CMS data access and usage studies at PIC Tier-1 and CIEMAT Tier-2

Computing needs projections for the HL-LHC era (2026+), following the current computing models, indicate that much larger resource increases would be required than those that technology evolution at a constant budget could bring. Since worldwide budget for computing is not expected to increase, many research activities have emerged to improve the performance of the LHC processing software applications, as well as to propose more efficient deployment scenarios and techniques which might alleviate the increase of expected resources for the HL-LHC. The massively increasing amounts of data to be processed leads to enormous challenges for HEP storage systems, networks and the data distribution to end-users. This is particularly important in scenarios in which the LHC data would be distributed from sufficiently small numbers of centers holding the experiment’s data.
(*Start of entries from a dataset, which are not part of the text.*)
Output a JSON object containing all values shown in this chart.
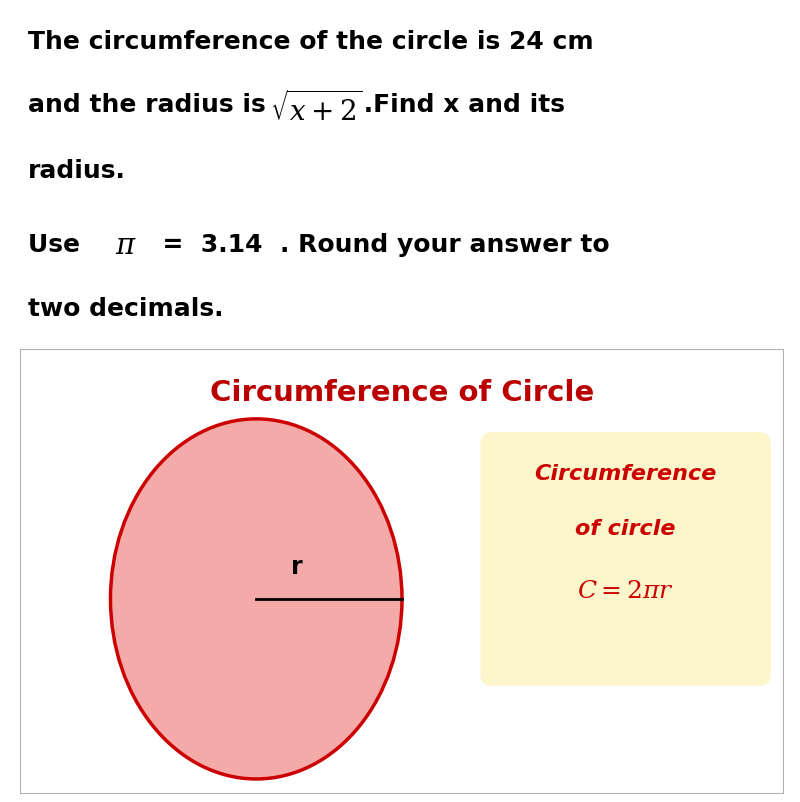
{
  "bg_color": "#ffffff",
  "text_color": "#000000",
  "line1": "The circumference of the circle is 24 cm",
  "line2_pre": "and the radius is ",
  "line2_math": "$\\sqrt{x+2}$",
  "line2_post": " .Find x and its",
  "line3": "radius.",
  "line4_pre": "Use   ",
  "line4_pi": "$\\pi$",
  "line4_post": "  =  3.14  . Round your answer to",
  "line5": "two decimals.",
  "bold_fs": 18,
  "diagram_title": "Circumference of Circle",
  "diagram_title_color": "#bb0000",
  "circle_fill": "#f5aaaa",
  "circle_edge": "#cc0000",
  "circle_lw": 2.5,
  "radius_label": "r",
  "formula_line1": "Circumference",
  "formula_line2": "of circle",
  "formula_line3": "$C = 2\\pi r$",
  "formula_bg": "#fdf5cc",
  "formula_text_color": "#cc0000",
  "box_border_color": "#b0b0b0",
  "diagram_title_fs": 21,
  "formula_fs": 16,
  "formula_math_fs": 18
}
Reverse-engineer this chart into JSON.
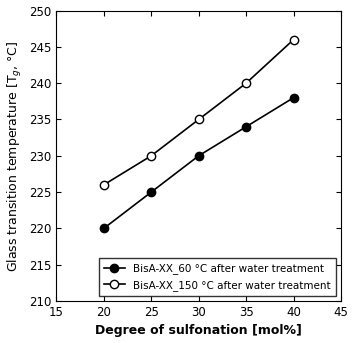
{
  "x": [
    20,
    25,
    30,
    35,
    40
  ],
  "y_60": [
    220,
    225,
    230,
    234,
    238
  ],
  "y_150": [
    226,
    230,
    235,
    240,
    246
  ],
  "xlabel": "Degree of sulfonation [mol%]",
  "ylabel": "Glass transition temperature [T$_g$, °C]",
  "xlim": [
    15,
    45
  ],
  "ylim": [
    210,
    250
  ],
  "xticks": [
    15,
    20,
    25,
    30,
    35,
    40,
    45
  ],
  "yticks": [
    210,
    215,
    220,
    225,
    230,
    235,
    240,
    245,
    250
  ],
  "legend_60": "BisA-XX_60 °C after water treatment",
  "legend_150": "BisA-XX_150 °C after water treatment",
  "color": "#000000",
  "markersize": 6,
  "linewidth": 1.2,
  "bg_color": "#ffffff"
}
Enabling data locality via local caches on sites seems a very promising approach to hide transfer latencies while reducing the deployed storage space and number of replicas elsewhere. However, this highly depends on the workflow I/O characteristics and available network across sites. A crucial assessment is to study how the experiments are accessing and using the storage services deployed in sites in WLCG, to properly evaluate and simulate the benefits for several of the new emerging proposals within WLCG/HSF. In order to evaluate access and usage of storage, this contribution shows data access and popularity studies for the CMS Workflows executed in the Spanish Tier-1 (PIC) and Tier-2 (CIEMAT) sites supporting CMS activities, based on local and experiment monitoring data spanning more than one year. Simulations of data caches for end-user analysis data, as well as potential areas for storage savings will be reviewed.